Нонни с болью посмотрела на Гилли.
— Кортни…
Значит, она приехала не по своей воле. Приехала потому, что Нонни заплатила ей. Она и не собиралась оставаться здесь и не думает забрать Гилли с собой. «Я всегда буду любить тебя», — вранье. Всю свою жизнь Гилли погубила из-за этого поганого вранья.
— Мне нужно в уборную, — сказала Гилли, обращаясь к Нонни. Она молила судьбу, чтобы никто не увязался за ней. Потому что она хотела сначала, чтобы ее стошнило, а потом бежать куда глаза глядят.
Но ее не вырвало. Когда она опускала монеты в телефон-автомат возле туалета и набирала номер, ее все еще мутило. Раздалось четыре длинных гудка.
— Алло!
— Троттер, это я, Гилли!
«Боже, помоги мне не разреветься».
— Гилли, детка, ты откуда?
— Ниоткуда. Не все ли равно. Я еду домой.
Она слышала тяжелое дыхание Троттер на другом конце провода.
— Что случилось, детка? Мама не приехала?
— Нет, приехала.
— Бедная ты моя крошка.
Гилли расплакалась. Не могла она больше сдерживаться.
— Троттер, ничего не вышло… Ничего не получилось, как я хотела.
— Что значит «как я хотела»? Жизнь, она не такая, как хочешь. Жизнь, она трудная.
— Но я думала, когда приедет мама…
— Дорогая моя детка, неужели тебе никто не говорил? Я думала, ты сама это поняла.
— Что «это»?
— А то, что все это вранье — про счастливые концы. В этом мире конец один — смерть. Хорошо это, плохо ли — судить не нам. А только ты ведь помирать не собираешься, верно?
— Троттер, я не про смерть говорю. Я домой еду, вот я про что.
Но Троттер, кажется, пропускала мимо ушей ее слова.

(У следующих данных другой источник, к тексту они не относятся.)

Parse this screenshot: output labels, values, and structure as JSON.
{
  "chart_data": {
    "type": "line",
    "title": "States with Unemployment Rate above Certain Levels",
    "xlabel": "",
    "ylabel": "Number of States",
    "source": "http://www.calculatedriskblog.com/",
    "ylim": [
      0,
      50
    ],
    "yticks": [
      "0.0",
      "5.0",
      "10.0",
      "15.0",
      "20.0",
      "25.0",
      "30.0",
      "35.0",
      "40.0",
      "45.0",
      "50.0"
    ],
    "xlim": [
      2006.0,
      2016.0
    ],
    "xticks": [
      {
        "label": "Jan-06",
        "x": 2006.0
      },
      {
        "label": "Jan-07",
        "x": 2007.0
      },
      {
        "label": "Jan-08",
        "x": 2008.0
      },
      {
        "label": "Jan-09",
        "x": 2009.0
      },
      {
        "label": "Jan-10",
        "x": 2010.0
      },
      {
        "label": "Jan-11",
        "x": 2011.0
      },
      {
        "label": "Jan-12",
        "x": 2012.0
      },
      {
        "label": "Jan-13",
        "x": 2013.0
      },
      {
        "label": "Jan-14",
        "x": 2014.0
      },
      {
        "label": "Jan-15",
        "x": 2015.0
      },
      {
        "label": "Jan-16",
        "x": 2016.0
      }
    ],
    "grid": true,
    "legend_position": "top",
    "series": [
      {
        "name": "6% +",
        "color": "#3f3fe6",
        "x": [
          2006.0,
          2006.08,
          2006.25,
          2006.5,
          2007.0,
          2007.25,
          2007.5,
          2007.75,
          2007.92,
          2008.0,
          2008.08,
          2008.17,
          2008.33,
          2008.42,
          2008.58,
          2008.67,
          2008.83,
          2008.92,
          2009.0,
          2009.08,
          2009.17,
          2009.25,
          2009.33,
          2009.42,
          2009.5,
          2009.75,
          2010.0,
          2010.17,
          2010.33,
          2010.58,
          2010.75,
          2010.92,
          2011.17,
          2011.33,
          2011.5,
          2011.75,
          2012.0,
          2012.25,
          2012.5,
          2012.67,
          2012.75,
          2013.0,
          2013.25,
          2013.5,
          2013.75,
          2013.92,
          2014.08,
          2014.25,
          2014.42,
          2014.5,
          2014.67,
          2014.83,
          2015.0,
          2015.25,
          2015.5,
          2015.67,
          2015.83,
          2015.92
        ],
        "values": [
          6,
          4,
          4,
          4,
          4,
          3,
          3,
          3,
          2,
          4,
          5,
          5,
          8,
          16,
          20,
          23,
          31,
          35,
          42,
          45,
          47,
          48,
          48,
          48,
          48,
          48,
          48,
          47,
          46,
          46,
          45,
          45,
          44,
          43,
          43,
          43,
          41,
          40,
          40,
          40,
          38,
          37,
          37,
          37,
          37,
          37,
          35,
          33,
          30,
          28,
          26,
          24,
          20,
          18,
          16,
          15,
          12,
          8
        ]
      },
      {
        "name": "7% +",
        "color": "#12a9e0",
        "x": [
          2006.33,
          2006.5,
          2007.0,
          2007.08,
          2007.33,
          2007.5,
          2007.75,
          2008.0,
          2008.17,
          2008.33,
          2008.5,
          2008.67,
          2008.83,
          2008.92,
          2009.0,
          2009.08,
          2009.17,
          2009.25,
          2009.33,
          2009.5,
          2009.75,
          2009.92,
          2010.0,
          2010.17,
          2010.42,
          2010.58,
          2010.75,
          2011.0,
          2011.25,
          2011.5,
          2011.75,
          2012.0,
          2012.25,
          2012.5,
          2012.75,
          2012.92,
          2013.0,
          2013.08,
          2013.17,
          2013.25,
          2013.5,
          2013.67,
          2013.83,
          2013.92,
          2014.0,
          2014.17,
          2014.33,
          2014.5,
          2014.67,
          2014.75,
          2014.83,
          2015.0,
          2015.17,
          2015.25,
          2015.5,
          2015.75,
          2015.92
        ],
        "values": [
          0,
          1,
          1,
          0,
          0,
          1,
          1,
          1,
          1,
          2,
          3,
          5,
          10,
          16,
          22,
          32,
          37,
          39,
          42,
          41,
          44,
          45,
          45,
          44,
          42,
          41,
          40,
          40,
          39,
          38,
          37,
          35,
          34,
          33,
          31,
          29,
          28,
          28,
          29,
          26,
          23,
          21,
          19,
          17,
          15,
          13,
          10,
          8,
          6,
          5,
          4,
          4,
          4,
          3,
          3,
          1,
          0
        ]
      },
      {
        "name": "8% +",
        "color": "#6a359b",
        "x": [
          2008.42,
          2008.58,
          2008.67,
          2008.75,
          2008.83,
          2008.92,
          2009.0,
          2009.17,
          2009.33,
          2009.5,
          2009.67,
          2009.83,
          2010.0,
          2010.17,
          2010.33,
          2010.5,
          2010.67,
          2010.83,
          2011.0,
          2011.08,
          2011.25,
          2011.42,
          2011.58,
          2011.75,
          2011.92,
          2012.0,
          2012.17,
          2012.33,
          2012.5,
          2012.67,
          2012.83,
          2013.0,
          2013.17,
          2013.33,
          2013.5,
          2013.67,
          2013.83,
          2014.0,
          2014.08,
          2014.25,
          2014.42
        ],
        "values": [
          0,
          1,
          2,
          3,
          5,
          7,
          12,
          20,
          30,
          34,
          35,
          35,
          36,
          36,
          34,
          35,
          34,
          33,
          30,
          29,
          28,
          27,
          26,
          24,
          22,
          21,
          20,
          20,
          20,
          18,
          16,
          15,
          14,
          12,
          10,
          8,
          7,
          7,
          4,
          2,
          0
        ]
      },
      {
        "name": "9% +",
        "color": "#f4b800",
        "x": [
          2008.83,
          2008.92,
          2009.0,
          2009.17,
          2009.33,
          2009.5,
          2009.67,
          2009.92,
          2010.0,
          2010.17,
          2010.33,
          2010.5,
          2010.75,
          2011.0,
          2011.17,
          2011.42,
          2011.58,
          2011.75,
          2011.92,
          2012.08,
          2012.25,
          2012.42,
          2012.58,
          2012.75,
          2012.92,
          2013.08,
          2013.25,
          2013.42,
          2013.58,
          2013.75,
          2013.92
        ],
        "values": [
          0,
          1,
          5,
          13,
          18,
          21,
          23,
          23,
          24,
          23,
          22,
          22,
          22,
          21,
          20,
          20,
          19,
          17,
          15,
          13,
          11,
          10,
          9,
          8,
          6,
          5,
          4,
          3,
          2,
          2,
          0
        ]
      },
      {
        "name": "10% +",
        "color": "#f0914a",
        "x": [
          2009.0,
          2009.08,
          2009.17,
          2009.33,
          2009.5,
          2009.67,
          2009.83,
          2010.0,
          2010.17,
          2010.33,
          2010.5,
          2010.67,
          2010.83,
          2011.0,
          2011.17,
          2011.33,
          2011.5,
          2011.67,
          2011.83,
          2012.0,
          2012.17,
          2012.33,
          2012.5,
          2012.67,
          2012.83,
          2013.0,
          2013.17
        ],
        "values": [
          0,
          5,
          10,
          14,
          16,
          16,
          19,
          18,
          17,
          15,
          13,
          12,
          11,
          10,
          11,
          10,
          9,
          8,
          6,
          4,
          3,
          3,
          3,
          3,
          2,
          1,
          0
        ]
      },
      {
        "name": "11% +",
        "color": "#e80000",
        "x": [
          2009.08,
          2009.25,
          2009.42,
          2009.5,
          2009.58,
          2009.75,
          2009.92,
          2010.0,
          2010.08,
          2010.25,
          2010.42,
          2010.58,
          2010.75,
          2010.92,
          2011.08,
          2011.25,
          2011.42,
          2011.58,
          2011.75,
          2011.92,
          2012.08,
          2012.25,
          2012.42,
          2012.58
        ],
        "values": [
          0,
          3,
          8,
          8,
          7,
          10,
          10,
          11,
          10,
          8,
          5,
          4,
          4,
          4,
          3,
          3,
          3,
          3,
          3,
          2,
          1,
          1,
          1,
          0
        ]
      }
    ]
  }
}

— Бывает, в жизни все получается легко, и тогда говоришь: «Слава Богу, все кончилось как надо. Так и должно быть». Будто жизнь — праздник.
— Троттер…
— А все одно, детка, много есть в жизни хорошего. Вот ведь приехала ты к нам осенью. Очень нам повезло — и мне, и Уильяму Эрнесту. Но нельзя ждать от жизни одного хорошего. Не бывает так. Никто тебе ничего не должен.
— Но если жизнь такая плохая, почему же ты такая счастливая?
— Разве я сказала «плохая»? Я сказала «трудная». Когда хорошо сделаешь трудное дело, вот тогда и радуешься.
— Троттер, перестань читать мне проповедь. Я хочу домой.
— Но ты уже дома, детка. Твоя бабушка — это твой дом.
— Я хочу жить с тобой, с Уильямом Эрнестом и с мистером Рэндолфом.
— И оставить бабушку совсем одну? Неужели ты так можешь?
— Катись к чертям, Троттер, не делай из меня вонючую христианку.
— Ничего я не собираюсь из тебя делать. — На другом конце провода стало тихо. — И я, и Уильям Эрнест, и мистер Рэндолф, мы любим тебя такую, какая ты есть.
— Убирайся к чертям, Троттер, — мягко сказала Гилли.
Вздох.
— Не знаю. У меня другие планы, детка. Скоро я надеюсь надолго переселиться в другое место.
— Троттер… — Гилли старалась сдерживаться, чтобы голос не выдал ее. — Я люблю тебя.
— Знаю, детка. Я тоже тебя люблю.
Гилли осторожно повесила трубку и пошла в туалет. Высморкалась в бумажное полотенце и умыла лицо.
Когда Гилли вернулась к нетерпеливой Кортни и сраженной горем Нонни, она уже овладела собой.
— Простите, что я так задержала вас, — сказала она. — Теперь я готова вернуться домой.
Пусть не в «ореоле славы», но Троттер может ею гордиться.